Esta entrada va a ser más personal de lo habitual. No sé cuánto más, hasta que no esté terminada, pero más de lo corriente en este blog. Lo que ocurre es que voy a ir directamente a las conclusiones, que son más de tecnología en general, aunque el origen sea una experiencia reciente vivida por quien escribe.
Sin que sea yo un experto analista del mercado digital, digamos que intuyo varias fases en el proceso del éxito comercial de una nueva aplicación móvil. A saber:
1. Cuando una nueva app es lanzada al mercado, los primeros que se apuntan a instalarla en su smartphone son los que quieren ir por delante del resto, los visionarios.
2. Aunque mucha gente vea a los anteriores como unos flipaos, otros muchos les tienen envidia, y se animan a seguirles (lo que convierte a los primeros en lo que quizá pueda llamarse “influencers”).
3. Cuando la suma de los dos anteriores empieza a hablar con sus amigos y conocidos, reclutan al gran grueso de los que quedan, porque ahora ya les parece que no es tan de “flipao” ponerse esa app en su dispositivo y le puede ser útil, o en algunos casos porque les empieza a dar miedo o vergüenza la posibilidad de ser minoría y no seguir al rebaño.
4. Cuando ya sólo faltan los outsiders, y casi todo el mundo ya no sabe vivir sin esa app que pocos meses o años atrás no existía (cómo habrían sobrevivido hasta entonces), ya solo queda la fase de los sermones y las conversaciones vendemotos con esos rarunos cabezotas que nos hacen la vida tan difícil por no instalarla, lo que lleva a algunos de ellos a pasar por el aro para evitar discusiones, cabreos o, simplemente, sentirse mal.

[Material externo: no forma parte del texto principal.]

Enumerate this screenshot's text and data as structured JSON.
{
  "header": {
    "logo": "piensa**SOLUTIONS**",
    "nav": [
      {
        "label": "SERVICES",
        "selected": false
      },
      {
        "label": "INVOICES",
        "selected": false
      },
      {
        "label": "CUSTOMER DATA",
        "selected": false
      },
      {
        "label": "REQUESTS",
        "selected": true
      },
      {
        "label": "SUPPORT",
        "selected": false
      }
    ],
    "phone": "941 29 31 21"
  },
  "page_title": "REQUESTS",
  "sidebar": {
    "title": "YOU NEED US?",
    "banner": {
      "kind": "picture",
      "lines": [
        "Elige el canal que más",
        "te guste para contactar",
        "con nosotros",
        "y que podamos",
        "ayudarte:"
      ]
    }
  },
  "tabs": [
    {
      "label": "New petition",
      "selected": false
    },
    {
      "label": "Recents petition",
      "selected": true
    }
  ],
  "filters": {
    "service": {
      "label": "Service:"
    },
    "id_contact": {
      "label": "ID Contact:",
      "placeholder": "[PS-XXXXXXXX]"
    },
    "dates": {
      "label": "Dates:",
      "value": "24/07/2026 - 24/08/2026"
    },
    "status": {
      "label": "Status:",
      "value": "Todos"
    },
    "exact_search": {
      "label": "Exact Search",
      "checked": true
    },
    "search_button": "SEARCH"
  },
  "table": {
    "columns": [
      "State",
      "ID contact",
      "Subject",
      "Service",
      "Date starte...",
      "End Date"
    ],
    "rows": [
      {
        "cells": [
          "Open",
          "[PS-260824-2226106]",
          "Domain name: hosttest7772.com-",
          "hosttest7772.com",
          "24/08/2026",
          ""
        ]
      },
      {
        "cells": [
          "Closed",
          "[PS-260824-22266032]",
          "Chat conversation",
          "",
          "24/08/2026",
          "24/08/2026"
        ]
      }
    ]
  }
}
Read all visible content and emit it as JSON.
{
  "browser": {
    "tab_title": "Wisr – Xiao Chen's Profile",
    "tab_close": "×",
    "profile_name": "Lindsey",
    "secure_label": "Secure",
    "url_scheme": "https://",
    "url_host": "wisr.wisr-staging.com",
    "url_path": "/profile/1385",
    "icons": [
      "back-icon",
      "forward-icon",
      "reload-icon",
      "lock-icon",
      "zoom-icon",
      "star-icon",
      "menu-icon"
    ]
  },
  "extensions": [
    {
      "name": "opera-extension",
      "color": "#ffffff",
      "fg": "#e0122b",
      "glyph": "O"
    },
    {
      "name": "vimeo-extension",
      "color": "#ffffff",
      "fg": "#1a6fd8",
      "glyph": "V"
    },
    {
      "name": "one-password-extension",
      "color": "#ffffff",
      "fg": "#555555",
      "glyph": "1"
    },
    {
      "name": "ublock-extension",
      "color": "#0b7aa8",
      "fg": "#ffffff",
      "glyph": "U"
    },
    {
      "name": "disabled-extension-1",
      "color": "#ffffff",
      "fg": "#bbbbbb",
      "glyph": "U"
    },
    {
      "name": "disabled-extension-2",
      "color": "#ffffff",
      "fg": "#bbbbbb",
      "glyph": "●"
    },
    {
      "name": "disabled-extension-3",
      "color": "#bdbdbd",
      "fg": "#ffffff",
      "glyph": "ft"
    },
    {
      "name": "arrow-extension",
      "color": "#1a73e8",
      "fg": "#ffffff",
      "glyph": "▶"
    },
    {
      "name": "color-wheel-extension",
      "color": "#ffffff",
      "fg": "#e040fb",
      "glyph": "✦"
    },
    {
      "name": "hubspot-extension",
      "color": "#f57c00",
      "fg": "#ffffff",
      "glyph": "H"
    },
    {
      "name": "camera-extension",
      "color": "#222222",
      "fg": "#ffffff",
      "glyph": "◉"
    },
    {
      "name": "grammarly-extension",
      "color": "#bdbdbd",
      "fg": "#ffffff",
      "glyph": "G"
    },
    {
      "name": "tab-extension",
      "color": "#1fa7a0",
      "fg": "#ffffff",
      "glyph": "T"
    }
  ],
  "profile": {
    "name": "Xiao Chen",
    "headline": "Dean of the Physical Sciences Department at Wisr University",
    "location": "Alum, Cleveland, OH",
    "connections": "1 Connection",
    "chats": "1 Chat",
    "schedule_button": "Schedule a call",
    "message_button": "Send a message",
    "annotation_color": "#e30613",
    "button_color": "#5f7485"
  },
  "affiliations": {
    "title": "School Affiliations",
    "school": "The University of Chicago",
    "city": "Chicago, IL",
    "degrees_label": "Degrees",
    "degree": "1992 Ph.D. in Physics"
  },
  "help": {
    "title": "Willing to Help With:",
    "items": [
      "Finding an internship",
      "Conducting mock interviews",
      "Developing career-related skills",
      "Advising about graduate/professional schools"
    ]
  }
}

Lo interesante de estas cuatro fases, sobre todo la dos últimas y especialmente la última, para quien esto escribe, es imaginar a los departamentos de marketing de las compañías que lanzan las apps móviles siendo plenamente conscientes de todo lo anterior, de hecho formando parte de sus planes, incluyendo el obvio y fundamental elemento del chantaje emocional indirecto (a través de intermediarios no conscientes = amigos) que conlleva. Porque además debe ser muy cómodo para ellos: Ni ellos ni sus empleados tienen que dar la turra a través de llamadas telefónicas a la gente como las de las operadoras de telecomunicaciones: Son sus propios usuarios quienes les hacen gratis ese trabajo sucio… ¿A costa de que alguien se pille un calentón como el que me pillé yo el finde pasado, con un amigo que tampoco lo merecía porque lo hacía con la mejor de sus intenciones? ¡Qué más da! ¡Si son cuatro gatos tecnófobos! ¡Y les van a odiar más a ellos que a nuestra maravillosa empresa tecnológica! ¡Lo que importa es el éxito de nuestra app! ¡Y la cantidad de datos que obtengamos de sus usuarios!
No se trata aquí de si los pulpos que intentan perderse lo menos posible en la nube tienen o no razón. Seguramente no la tengan. Seguramente conspiren contra sí mismos en su terquedad tecnófoba de no avanzar al mismo ritmo que los tiempos. De lo que se trata es de la manera de llegar a ello, de lo que las tecnológicas están dispuestas a hacer en lo que se refiere a métodos carentes de ética, a veces incluso maquiavélicos, sibilinos. Porque claro, a quién le importa, si son cuatro gatos. Como, tal vez, los cuatro gatos a los que les importará la privacidad en el futuro.